• U.S.

PUERTO RICO: Statehood Tree

2 minute read
TIME

Governor Luis Muñoz Marin likes to think that Puerto Rico’s commonwealth relationship to the U.S. is “like a tree; it may grow, but not into any other kind of tree.” Last week the signs were that, despite Muñoz Marin’s eloquent opposition. the kind of tree into which the commonwealth will one day grow is statehood.

Muñoz has an author’s pride in commonwealth, which since 1952 has given Puerto Rico (pop. 2,400,000) local self-government plus exemption from Federal income taxes. He fears that statehood would be fatal both to the Hispanic culture he prizes and to Operation Bootstrap, an industrialization program fostered by tax abatement. But with the entry of Alaska and Hawaii into the Union, Muñoz had to give way to growing statehood sentiment, some of it within his own Popular Democratic Party.

First he proposed a plebiscite to choose between statehood, commonwealth and independence. This idea died when the opposition Statehood Party, which is the island branch of the mainland’s Republican Party, would not buy his condition that the vote settle the question “once and for all.” Last week, after what one associate called “quite an emotional wrench,” Muñoz threw his support behind a new idea: a proposal to Congress that when per-capita income in Puerto Rico equals that of the poorest state (Mississippi’s $1,053 v.
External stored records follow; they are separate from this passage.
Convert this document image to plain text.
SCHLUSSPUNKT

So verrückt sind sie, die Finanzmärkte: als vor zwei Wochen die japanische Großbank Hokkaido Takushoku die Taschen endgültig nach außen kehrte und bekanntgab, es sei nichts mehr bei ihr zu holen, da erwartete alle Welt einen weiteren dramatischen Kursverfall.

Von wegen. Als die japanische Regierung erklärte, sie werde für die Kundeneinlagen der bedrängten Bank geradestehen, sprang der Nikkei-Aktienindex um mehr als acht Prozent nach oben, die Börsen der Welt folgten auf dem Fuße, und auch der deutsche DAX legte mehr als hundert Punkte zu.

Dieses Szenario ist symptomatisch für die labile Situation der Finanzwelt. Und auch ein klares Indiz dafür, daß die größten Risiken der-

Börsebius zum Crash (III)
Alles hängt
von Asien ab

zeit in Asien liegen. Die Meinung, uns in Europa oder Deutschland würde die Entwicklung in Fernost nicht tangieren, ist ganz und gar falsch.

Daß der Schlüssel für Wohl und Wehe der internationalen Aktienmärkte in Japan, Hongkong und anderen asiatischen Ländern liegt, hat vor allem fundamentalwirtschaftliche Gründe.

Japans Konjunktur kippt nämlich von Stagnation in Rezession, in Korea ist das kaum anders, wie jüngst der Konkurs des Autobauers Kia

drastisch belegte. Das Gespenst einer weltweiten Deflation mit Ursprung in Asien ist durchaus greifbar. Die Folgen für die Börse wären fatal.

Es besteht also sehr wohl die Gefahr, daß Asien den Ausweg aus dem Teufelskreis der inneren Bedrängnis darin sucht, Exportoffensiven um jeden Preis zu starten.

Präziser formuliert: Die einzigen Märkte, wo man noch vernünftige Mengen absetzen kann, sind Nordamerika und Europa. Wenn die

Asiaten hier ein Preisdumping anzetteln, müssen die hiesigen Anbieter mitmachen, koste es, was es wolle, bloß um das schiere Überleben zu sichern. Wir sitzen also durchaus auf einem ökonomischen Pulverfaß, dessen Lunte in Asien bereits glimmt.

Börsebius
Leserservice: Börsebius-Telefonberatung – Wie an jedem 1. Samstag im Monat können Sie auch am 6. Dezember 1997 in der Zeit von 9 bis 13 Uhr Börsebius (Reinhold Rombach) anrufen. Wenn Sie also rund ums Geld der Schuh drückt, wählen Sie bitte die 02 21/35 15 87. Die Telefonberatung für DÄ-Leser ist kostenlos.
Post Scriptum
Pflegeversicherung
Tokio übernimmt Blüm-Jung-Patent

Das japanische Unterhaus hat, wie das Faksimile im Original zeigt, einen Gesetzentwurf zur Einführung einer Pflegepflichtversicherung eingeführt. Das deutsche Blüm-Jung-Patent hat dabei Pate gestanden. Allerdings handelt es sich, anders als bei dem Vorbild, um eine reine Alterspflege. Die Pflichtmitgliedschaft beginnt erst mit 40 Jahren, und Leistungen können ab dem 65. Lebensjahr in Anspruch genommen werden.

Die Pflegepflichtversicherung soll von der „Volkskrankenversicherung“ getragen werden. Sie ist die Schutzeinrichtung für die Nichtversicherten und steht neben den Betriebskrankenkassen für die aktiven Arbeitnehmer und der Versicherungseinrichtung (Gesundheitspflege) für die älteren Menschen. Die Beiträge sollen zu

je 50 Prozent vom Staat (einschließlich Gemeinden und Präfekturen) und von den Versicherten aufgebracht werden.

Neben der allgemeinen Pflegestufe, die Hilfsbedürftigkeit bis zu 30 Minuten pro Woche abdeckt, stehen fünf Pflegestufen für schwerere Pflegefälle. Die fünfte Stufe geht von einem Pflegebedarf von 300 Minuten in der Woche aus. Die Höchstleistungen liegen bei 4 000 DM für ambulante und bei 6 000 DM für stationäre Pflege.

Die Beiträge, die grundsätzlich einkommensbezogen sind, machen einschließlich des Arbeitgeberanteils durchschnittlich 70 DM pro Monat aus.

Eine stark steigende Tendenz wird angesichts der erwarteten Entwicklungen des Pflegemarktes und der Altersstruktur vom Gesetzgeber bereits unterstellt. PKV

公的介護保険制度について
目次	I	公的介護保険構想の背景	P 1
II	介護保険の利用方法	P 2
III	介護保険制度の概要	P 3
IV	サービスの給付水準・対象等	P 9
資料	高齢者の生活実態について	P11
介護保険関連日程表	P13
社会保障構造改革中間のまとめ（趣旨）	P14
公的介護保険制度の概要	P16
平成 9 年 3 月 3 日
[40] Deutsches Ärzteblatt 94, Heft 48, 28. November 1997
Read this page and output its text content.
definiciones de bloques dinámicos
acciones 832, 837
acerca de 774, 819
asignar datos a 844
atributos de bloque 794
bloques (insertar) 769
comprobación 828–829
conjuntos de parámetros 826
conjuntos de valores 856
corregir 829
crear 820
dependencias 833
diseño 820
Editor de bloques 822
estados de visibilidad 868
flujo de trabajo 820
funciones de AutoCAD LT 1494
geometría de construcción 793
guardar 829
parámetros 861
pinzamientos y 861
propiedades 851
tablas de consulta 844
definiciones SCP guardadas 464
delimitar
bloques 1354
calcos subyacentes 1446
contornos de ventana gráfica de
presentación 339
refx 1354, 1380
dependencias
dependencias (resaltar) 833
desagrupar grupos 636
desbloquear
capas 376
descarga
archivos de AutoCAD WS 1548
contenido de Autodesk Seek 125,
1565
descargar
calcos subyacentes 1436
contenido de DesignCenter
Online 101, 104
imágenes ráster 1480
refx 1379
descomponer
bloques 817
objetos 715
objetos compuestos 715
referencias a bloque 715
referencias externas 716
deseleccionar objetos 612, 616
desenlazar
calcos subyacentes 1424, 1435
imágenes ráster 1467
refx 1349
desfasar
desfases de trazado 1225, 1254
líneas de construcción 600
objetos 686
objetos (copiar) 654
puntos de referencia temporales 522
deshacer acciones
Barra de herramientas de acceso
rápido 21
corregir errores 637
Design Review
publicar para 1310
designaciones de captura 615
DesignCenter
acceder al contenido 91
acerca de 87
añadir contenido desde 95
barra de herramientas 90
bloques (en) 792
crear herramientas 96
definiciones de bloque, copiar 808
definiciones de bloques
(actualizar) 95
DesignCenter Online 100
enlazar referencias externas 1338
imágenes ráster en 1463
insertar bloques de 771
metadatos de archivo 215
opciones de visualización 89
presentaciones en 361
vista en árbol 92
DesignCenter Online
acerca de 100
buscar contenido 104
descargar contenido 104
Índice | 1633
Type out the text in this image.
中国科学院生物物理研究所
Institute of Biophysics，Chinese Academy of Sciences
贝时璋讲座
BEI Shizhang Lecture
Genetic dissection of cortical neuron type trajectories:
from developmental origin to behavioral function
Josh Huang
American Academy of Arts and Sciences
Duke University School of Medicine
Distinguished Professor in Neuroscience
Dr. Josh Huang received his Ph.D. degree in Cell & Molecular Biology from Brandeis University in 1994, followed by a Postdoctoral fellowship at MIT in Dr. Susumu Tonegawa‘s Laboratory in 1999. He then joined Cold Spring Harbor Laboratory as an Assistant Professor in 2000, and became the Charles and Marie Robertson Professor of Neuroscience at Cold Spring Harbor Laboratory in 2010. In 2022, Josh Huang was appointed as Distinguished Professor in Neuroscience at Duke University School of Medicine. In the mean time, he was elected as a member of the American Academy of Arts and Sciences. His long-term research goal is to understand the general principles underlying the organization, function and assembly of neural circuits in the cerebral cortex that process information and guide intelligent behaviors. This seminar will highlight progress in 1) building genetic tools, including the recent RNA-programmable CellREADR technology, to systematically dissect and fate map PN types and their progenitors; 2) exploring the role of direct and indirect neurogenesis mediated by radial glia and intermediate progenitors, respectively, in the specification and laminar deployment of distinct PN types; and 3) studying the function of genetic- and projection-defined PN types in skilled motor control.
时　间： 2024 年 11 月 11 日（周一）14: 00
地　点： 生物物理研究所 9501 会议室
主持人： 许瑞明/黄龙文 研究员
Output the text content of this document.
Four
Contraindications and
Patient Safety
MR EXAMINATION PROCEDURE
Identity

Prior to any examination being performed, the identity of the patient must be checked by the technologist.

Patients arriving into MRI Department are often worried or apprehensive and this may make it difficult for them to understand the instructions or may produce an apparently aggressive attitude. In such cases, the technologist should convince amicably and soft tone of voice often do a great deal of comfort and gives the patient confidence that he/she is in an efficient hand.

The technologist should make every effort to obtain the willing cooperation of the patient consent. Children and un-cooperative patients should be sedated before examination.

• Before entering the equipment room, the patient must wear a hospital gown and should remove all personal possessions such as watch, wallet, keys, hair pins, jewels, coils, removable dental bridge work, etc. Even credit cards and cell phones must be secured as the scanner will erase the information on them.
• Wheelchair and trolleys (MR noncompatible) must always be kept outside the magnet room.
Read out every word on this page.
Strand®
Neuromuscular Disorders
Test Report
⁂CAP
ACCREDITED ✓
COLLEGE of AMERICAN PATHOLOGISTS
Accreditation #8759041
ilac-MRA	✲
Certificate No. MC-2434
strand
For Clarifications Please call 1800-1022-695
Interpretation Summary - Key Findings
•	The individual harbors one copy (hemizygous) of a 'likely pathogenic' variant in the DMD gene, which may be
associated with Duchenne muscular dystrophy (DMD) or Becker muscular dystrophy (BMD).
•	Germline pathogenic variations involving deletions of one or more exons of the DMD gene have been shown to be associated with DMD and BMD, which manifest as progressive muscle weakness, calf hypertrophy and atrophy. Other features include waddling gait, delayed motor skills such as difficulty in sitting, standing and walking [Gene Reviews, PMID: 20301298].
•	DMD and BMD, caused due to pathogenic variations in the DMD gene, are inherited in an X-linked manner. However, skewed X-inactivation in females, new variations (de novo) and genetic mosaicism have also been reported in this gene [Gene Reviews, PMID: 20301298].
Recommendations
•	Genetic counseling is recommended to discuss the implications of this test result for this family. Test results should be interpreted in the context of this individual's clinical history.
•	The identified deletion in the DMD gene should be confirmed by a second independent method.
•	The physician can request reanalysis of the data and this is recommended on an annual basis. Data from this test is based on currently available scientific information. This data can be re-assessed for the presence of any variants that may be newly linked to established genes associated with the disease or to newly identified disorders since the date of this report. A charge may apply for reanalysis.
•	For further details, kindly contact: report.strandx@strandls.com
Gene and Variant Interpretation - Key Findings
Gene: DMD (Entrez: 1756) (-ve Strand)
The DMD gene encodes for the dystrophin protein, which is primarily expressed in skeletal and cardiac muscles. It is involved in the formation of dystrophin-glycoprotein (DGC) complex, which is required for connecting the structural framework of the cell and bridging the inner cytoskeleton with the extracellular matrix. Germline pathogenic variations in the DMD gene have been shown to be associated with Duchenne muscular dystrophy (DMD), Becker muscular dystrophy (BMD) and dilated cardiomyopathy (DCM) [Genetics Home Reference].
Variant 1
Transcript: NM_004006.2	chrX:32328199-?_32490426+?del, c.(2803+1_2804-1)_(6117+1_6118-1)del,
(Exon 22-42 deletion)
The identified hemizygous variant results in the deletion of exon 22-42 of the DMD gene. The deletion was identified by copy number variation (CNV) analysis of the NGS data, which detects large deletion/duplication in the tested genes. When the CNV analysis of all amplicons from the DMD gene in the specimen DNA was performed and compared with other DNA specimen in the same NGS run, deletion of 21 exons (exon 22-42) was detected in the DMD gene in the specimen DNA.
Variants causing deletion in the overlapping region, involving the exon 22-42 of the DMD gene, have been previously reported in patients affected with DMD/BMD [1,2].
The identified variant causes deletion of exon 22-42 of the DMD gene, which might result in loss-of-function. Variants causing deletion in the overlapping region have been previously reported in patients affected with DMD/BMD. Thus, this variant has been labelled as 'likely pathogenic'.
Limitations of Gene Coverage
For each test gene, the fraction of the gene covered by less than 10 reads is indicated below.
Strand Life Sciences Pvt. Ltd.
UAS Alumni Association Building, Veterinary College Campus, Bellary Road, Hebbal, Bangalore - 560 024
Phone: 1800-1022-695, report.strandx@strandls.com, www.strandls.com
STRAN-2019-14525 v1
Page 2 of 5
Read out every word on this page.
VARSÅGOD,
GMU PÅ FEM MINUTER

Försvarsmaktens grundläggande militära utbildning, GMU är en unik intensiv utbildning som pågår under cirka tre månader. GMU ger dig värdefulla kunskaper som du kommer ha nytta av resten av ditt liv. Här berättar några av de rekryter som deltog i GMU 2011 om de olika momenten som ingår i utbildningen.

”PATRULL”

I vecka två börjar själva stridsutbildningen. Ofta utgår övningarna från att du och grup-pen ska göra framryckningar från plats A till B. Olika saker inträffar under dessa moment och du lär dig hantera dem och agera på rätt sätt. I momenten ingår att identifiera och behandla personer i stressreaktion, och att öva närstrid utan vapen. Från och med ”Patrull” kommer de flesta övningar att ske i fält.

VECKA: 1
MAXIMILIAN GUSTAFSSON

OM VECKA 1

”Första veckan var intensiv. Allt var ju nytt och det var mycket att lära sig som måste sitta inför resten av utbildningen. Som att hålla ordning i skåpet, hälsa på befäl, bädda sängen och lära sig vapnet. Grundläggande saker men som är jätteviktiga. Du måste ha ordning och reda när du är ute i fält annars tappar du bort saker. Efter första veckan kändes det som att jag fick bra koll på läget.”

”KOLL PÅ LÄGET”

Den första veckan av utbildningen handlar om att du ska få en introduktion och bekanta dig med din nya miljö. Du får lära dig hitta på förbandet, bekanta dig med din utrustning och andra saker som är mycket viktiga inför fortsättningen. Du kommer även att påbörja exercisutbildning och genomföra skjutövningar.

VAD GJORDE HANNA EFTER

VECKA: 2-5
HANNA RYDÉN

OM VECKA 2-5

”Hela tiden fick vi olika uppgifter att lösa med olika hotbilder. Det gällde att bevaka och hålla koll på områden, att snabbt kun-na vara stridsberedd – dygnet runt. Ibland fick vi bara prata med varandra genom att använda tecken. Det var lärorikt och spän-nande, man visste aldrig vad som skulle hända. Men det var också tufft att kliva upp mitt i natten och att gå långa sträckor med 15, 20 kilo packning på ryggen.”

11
Puerto Rico’s $480), Congress will consider Puerto Rico’s tax structure and give the islanders a chance to vote on their “basic terms of association” with the U.S.

If postwar growth rates remain constant, Puerto Rico will catch Montana (whose growth rate is the slowest in the nation) in 1991, Mississippi in 1996. Statehooders, who are willing to pay the penalty of increased taxes in return for an end to what they call “second-class citizenship,” find that too long to wait, talk of statehood within ten years or sooner. To them, Governor Muñoz Marin’s political timetable is less significant than his reluctant admission that the tide for statehood is running strong.